Sin paños tibios
El rojo de sus labios
La revolución informática se sostiene en el lenguaje binario. Desde la lógica matemática, apenas son combinaciones de 0 y 1 cuyas posibilidades son infinitas; desde la filosofía, supone la preeminencia de un marco de pensamiento de base dos, en donde una posibilidad anula la otra.
Leibniz abrevó en el “I Ching” para entender el principio, y luego postularlo en su aritmética binaria; dos siglos después lo haría Hesse con “El Juego de Abalorios”, donde describió toda su vida en clave binaria, porque al fin de cuentas, al ir descartando las milenaramas se va también decantando el futuro.
Somos binarios por naturaleza, y sobre la base de opuestos configuramos nuestra idea sobre el mundo; porque son los opuestos los que delimitan los contornos del centro. Hace frío porque hace calor; arriba es abajo; frío es caliente; blanco es negro y así, ad infinitum. Lao no hizo más que escribir lo que otros ya habían dicho, por eso los confucianos lo tomaban a broma, y –quizás–, Lao se habría sentido contento al saber que se reían de él… porque al menos podían reírse.
En el absurdo de un tapón la mente vuela. Es eso o enfadarse contra el mundo.

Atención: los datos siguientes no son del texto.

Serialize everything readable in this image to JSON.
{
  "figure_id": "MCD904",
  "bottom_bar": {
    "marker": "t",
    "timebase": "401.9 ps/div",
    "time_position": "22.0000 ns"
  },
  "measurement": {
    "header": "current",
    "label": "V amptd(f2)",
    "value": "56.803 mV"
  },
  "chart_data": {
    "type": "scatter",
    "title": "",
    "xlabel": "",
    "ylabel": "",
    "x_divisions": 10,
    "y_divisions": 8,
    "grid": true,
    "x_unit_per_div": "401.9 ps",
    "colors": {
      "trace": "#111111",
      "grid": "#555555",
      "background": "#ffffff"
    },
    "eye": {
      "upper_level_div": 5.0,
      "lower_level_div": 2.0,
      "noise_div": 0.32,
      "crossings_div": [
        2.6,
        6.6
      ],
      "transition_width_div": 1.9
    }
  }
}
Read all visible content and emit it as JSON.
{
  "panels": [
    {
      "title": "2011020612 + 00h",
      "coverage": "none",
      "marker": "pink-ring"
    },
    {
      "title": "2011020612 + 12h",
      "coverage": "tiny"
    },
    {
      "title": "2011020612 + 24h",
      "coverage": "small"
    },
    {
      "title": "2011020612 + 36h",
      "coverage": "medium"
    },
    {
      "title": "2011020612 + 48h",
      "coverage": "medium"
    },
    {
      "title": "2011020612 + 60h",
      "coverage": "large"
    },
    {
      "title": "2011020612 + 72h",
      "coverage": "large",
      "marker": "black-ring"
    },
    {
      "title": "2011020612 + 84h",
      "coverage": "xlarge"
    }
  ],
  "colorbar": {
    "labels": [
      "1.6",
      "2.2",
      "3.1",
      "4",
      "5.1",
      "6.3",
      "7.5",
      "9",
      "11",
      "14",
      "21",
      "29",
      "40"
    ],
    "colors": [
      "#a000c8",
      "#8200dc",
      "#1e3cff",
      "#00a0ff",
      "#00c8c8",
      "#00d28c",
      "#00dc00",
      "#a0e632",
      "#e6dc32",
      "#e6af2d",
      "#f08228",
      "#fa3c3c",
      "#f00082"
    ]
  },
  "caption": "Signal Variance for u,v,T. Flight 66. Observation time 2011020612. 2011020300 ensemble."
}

Y siempre será más fácil admirar el arrebol del atardecer, que pensar en cómo pudimos llegar a este momento; ese en el que la vida se pierde inútilmente en una fila interminable de vehículos que avanzan unos pocos metros para luego detenerse.
Lo binario opera también en el cielo, y habrá quienes prefieran el rojo del amanecer al carmesí del atardecer; así como hay gente que prefiere el vermú blanco al rojo.
Aunque en ese caso no aplica, pues hay lugares, momentos y personas para cada uno; porque de día puede que sea blanco, pero a la hora que sopla la brisa de la tarde, –antes de la última caminata en Edén– el rojo sabe mejor, porque combina con la explosión mágica que ocurre en el cielo.
Pienso en el momento que los aztecas tanto temían, cuando Huitzilopochtli moría y quedaba la incertidumbre de no saber si nacería al día siguiente; aunque ahora ya sólo nos quede la certeza de saber que el tapón de hoy será el de mañana, y será mucho más absurdo todavía; y ni tendremos explicaciones o justificaciones, ni mucho menos soluciones.
Estamos condenados a cabalgar sobre el lomo rojo de la serpiente que se desplaza sobre la avenida; la hilera interminable de luces traseras que ilumina el camino.
El sol muere en el horizonte y hay un negroni boulevardier esperándome en Local 3… y quizás unos pantalones blancos, pero yo no llegaré a tiempo. Y mientras la tarde muere y todo queda en penumbras, sólo brilla el lejano recuerdo del rojo de sus labios, como un sol de medianoche… uno que siempre permanece.